Despite preliminary worth spikes, a major variety of tokens noticed steep declines quickly after launch.
This article analyzes essentially the most notable successes and failures of 2024’s airdrops and explores the important elements that influenced their efficiency, together with neighborhood retention, token distribution measurement, and the impact of Fully Diluted Valuations (FDV) on worth.
The Challenges of Airdrop Sustainability
The majority of 2024’s airdrops skilled fast declines in worth inside simply 15 days post-launch. Our evaluation of 62 airdrops throughout six completely different blockchains confirmed that 88% of those tokens confronted vital drops inside months, regardless of preliminary hype, in response to Keyrock’s analysis.
This development highlights a recurring concern: whereas airdrops successfully appeal to customers at launch, they usually fail to retain them, resulting in protocol abandonment. This sample is exacerbated by many customers farming airdrops for fast rewards moderately than partaking with the tasks long-term.
Winners and Losers in 2024 Airdrops
Among the 62 airdrops studied, Ethereum and Solana had one of the best retention charges, with 25% and 14.8% of tokens from these chains yielding constructive returns after 90 days.
Solana, specifically, carried out effectively, reflecting its robust retail following.
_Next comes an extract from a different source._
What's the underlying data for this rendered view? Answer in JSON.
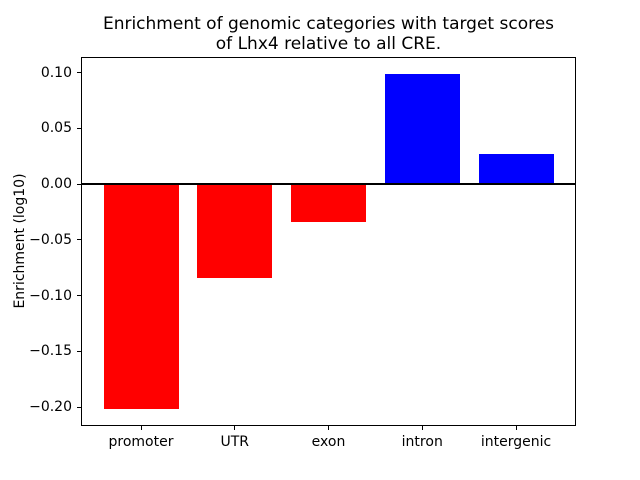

In distinction, chains like BNB, Arbitrum, and Starknet noticed none of their airdropped tokens maintain constructive returns.
A standout winner was $DRIFT, a decentralized futures platform on Solana. It allotted 12% of its token provide within the airdrop and designed a intelligent distribution system to encourage long-term neighborhood engagement. As a consequence, it noticed a virtually 3x enhance in market worth post-launch. On the flip facet, $ZEND from ZkLend confronted a steep 95% drop in worth after attracting primarily short-term speculators moderately than dedicated customers.
Impact of Airdrop Size on Token Price
The measurement of an airdrop—how a lot of a mission’s token provide is distributed—performs a important position in its post-launch efficiency. Our information reveals that bigger airdrops (over 10% of the full provide) are inclined to carry out higher over the long run, fostering a stronger sense of neighborhood possession and loyalty. In distinction, smaller airdrops (lower than 5%) usually see sharp sell-offs quickly after distribution.
While massive airdrops create early worth volatility as a consequence of promoting strain, additionally they assist set up a extra steady person base. Medium-sized airdrops (5-10%) strike a steadiness between preliminary provide management and person retention, usually performing higher than smaller airdrops however not in addition to the biggest distributions.
Fully Diluted Valuation (FDV) and Liquidity
Another vital issue affecting the success of airdrops is FDV. Tokens with inflated FDVs—particularly with out sufficient liquidity to assist them—are susceptible to steep declines. Our analysis reveals that tasks launching with a modest FDV fared higher than these with excessively excessive valuations, which regularly lacked enough liquidity to stop drastic worth drops when early holders cashed out.
For instance, $W, which launched with an FDV of $13 billion however lacked satisfactory liquidity, noticed an 83% decline in worth. In distinction, $DRIFT’s decrease FDV and higher liquidity administration allowed it to take care of stability and foster longer-term worth assist.